Beyond that, their hoarding has been encouraged by the example of their own government, which in early 1965 started siphoning gold away from the U.S. as part of Charles de Gaulle's offensive against the dollar.

Still Pressuring. By cashing in its dollars for bullion at a $54-million-a-month rate, France has aggravated the U.S. gold drain, weakened confidence in paper currency in general, and touched off a worldwide wave of speculation in gold. The resulting gold scarcity has left the free world's official monetary reserves--for the most part bullion and dollars--annoyingly tight. Last week the International Monetary Fund reported that worldwide reserves increased by a scant $460 million during the first nine months of 1966.

Though a deteriorating balance-of-trade position forced France to halt its bullion purchases last fall, the De Gaulle government has found other ways to keep up its pressure on the dollar. This month, in an interview with Paris' Le Monde, French Finance Minister Michel Debre obliquely suggested that one possible way to assure more international liquidity is to raise the official world price of gold, which has been fixed at $35 an ounce since 1934. Debre's remarks, in which he neglected to point out that nothing has aggravated the liquidity problem more than France's hoarding, ignited last week's surge of activity in the Bourse's gold market; in purchasing Napoleons at inflated prices, investors were betting, in effect, that the official world price will rise.

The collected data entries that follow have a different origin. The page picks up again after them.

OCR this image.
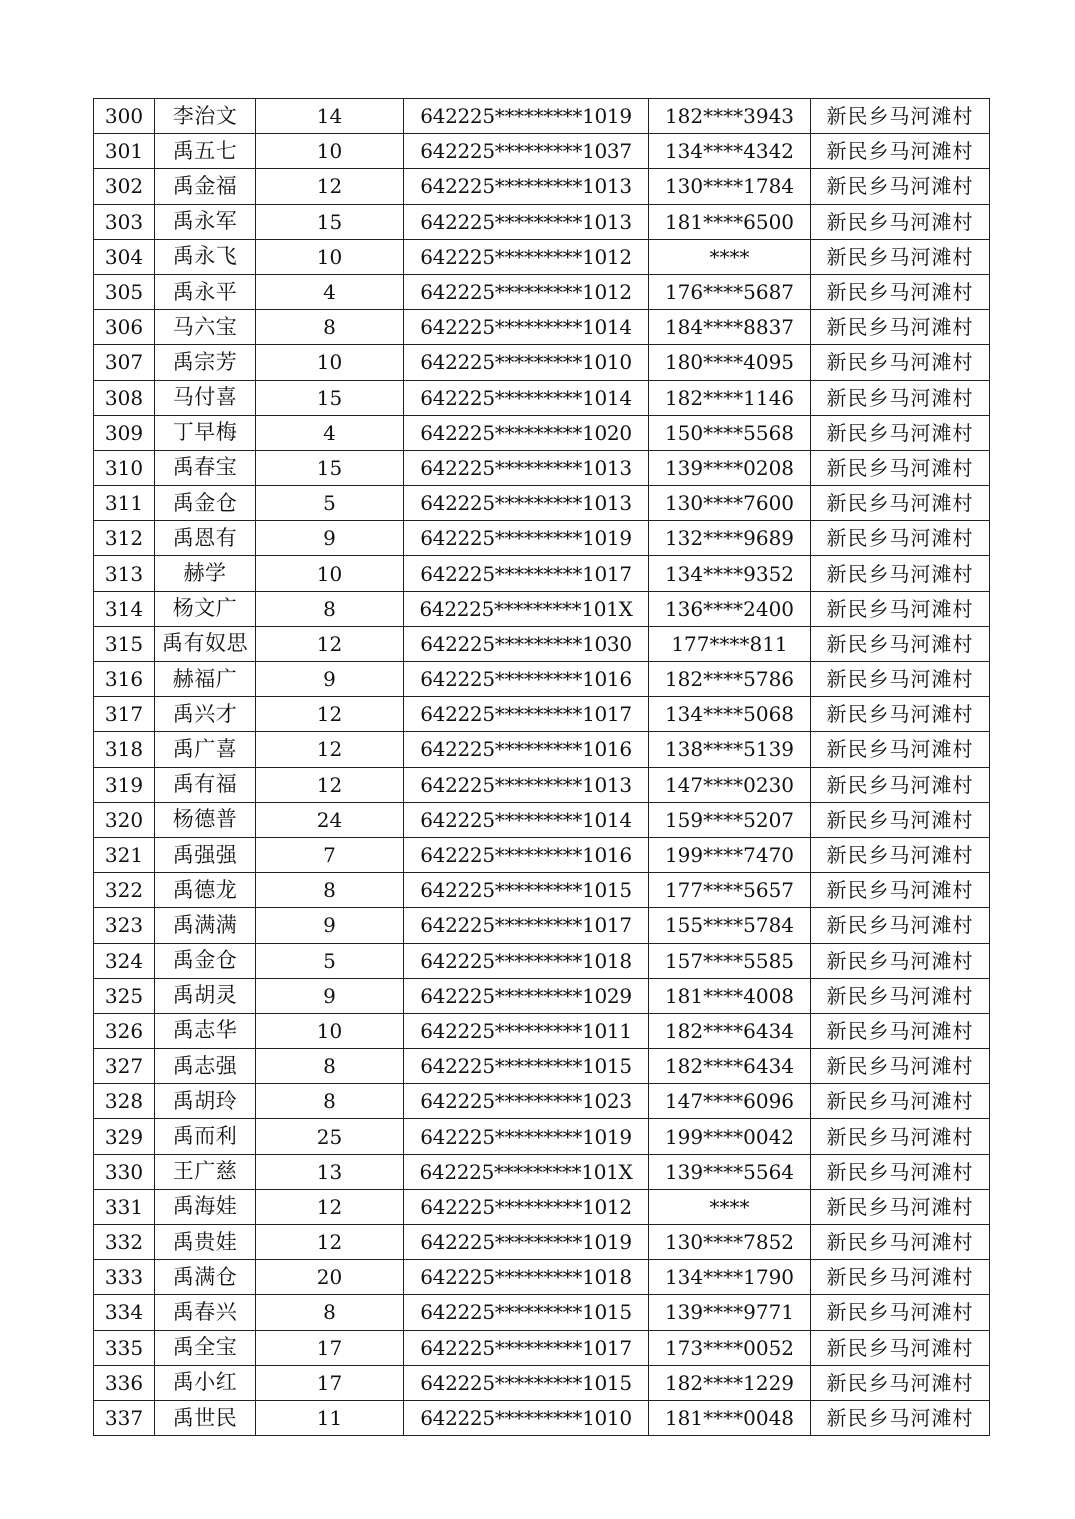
300	李治文	14	642225*********1019	182****3943	新民乡马河滩村
301	禹五七	10	642225*********1037	134****4342	新民乡马河滩村
302	禹金福	12	642225*********1013	130****1784	新民乡马河滩村
303	禹永军	15	642225*********1013	181****6500	新民乡马河滩村
304	禹永飞	10	642225*********1012	****	新民乡马河滩村
305	禹永平	4	642225*********1012	176****5687	新民乡马河滩村
306	马六宝	8	642225*********1014	184****8837	新民乡马河滩村
307	禹宗芳	10	642225*********1010	180****4095	新民乡马河滩村
308	马付喜	15	642225*********1014	182****1146	新民乡马河滩村
309	丁早梅	4	642225*********1020	150****5568	新民乡马河滩村
310	禹春宝	15	642225*********1013	139****0208	新民乡马河滩村
311	禹金仓	5	642225*********1013	130****7600	新民乡马河滩村
312	禹恩有	9	642225*********1019	132****9689	新民乡马河滩村
313	赫学	10	642225*********1017	134****9352	新民乡马河滩村
314	杨文广	8	642225*********101X	136****2400	新民乡马河滩村
315	禹有奴思	12	642225*********1030	177****811	新民乡马河滩村
316	赫福广	9	642225*********1016	182****5786	新民乡马河滩村
317	禹兴才	12	642225*********1017	134****5068	新民乡马河滩村
318	禹广喜	12	642225*********1016	138****5139	新民乡马河滩村
319	禹有福	12	642225*********1013	147****0230	新民乡马河滩村
320	杨德普	24	642225*********1014	159****5207	新民乡马河滩村
321	禹强强	7	642225*********1016	199****7470	新民乡马河滩村
322	禹德龙	8	642225*********1015	177****5657	新民乡马河滩村
323	禹满满	9	642225*********1017	155****5784	新民乡马河滩村
324	禹金仓	5	642225*********1018	157****5585	新民乡马河滩村
325	禹胡灵	9	642225*********1029	181****4008	新民乡马河滩村
326	禹志华	10	642225*********1011	182****6434	新民乡马河滩村
327	禹志强	8	642225*********1015	182****6434	新民乡马河滩村
328	禹胡玲	8	642225*********1023	147****6096	新民乡马河滩村
329	禹而利	25	642225*********1019	199****0042	新民乡马河滩村
330	王广慈	13	642225*********101X	139****5564	新民乡马河滩村
331	禹海娃	12	642225*********1012	****	新民乡马河滩村
332	禹贵娃	12	642225*********1019	130****7852	新民乡马河滩村
333	禹满仓	20	642225*********1018	134****1790	新民乡马河滩村
334	禹春兴	8	642225*********1015	139****9771	新民乡马河滩村
335	禹全宝	17	642225*********1017	173****0052	新民乡马河滩村
336	禹小红	17	642225*********1015	182****1229	新民乡马河滩村
337	禹世民	11	642225*********1010	181****0048	新民乡马河滩村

"Completely Unacceptable." Forthe foreseeable future, that is a losing bet. For one thing, most of the world's governments and central banks are against a gold price increase. Moreover, no increase is possible without the acquiescence of the U.S., which guarantees to sell gold at $35, still has $13 billion in gold reserves to back up its word. And the U.S. is determined to resist a move that would have the effect of devaluing the dollar. "Any suggestion that the price of gold be raised," said a Treasury Department official last week, "is completely unacceptable."